Teamwork, the formula for success

Teamwork, the formula for success

Teamwork, the formula for success

Just repeating the mantra of teamwork does not work. The members of the team have to be committed to the goal of the organisation or team they are working for. A proper environment has to be created to make the members give their best wholeheartedly. A mere fiat from the top management may not bring the team members together as people resent anything that is imposed from outside without their consent.

Successful organisations have made it a point to select the right people who have the enthusiastic attitude to teamwork. A few individuals may not fit such group working because of their ego hassles or other personal problems. It does not mean, however, there is no place for such individuals who can work better where there is minimal liasing with others like analysts, researchers and auditors. However, it should be appreciated that the inability to get on with fellow workers is a serious drawback and the boss should try everything to counsel that maverick to change for the better. No organisation can afford to have too many such difficult individuals who have problems of adjustment with others.

Without good understanding and cooperation it would be difficult to make teamwork a success. This is one of the problems we Indians face from time to time. We are too individualistic which makes vibing with fellow workers a difficult task. This could be due to jealousy or mistrust.
This in sharp contrast with the Japanese and other nationals who find teamwork the way of working as a work culture in the organisation. Managers from time to time in our business milieu should emphasise this aspect if we have to mobilise people power to the maximum.

The CEO and his senior executives should be talking and walking examples of good teamwork to be followed by others. The culture of teamwork should be nurtured in every individual and encouraged to reach out to others. For example, in certain organisations, every one is expected to suggest ideas for improvement. If each could contribute his mite, say, one per cent, then all these collectively could be a substantial figure when the sum total of all the efforts is collated.
That is the reason why not even one small idea from anyone should be considered too small to have any impact on the organisation’s bottom line. Little drops of water make a mighty ocean and the same is true of individual’s efforts vis-à-vis team output.
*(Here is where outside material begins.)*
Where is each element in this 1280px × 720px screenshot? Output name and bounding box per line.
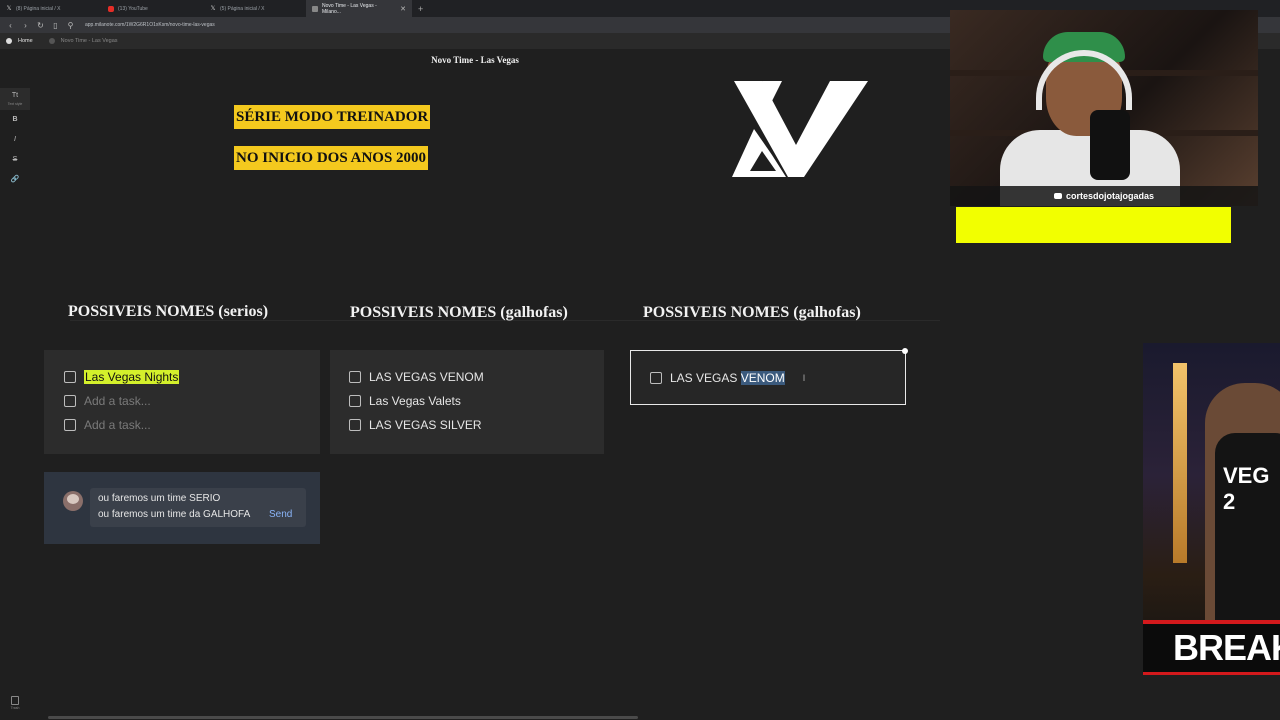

Teamwork exists in a formal or informal way in any organisation. Quality Circle, Group Activity, Small Group Activity (SGA) or Large Group Activity (LGA) are some of the formal groups fostering teamwork Also, a number of groups of like minded persons or disciplines exist in a non-structured manner —— “Birds of a similar feather flock together.” The idea of persons getting together is with the intention of tackling problems together, “Two heads are better than one.” In all these groups, the paramount consideration is to pool resources together.
Brainstorming becomes easier with groups with common goals. People come out with ideas and suggestions where they are likely to be heard and where persons are treated as equal partners within the group.
That is why it is important for any person, however talented or brilliant he/she might be, to merge his identity with the group to make matters easier for others.
Otherwise, there is a real danger that those who are not so gifted may remain silent spectators with a conviction that their views do not receive the attention they deserve.

The leader in a group can make or mar a team. His dynamism can create the right wavelength for others to take part in the teamwork with enthusiasm. That is why he has to be careful not to be overbearing or be a mere spectator. People look up to him to engage their services the right way for the well being of the team. If for example, there is an expert in data analysis in the group, he should get an assignment that shall enthuse him.  On the other hand, if the leader ignores that person’s expertise and allots some minor or insignificant work, then his talent will go waste. The leader has the onus of giving the right opportunity for everyone to shine in the team. We have examples in the sports field where the captain sometimes misses opportunities to give the right encouragement for some of his team members.
The outcome could have been different if only the captain had thought carefully about each team member’s strength and weakness. Managers should devise strategies to improve tem work in the organisation. They should convince their people the several advantages of working together for the good of the organisation they are working.

An environment of openness is a sure motivator, as the employees feel enthused to work for the common good.
The less number of de-motivators the better for a person to concentrate on his job and give his best.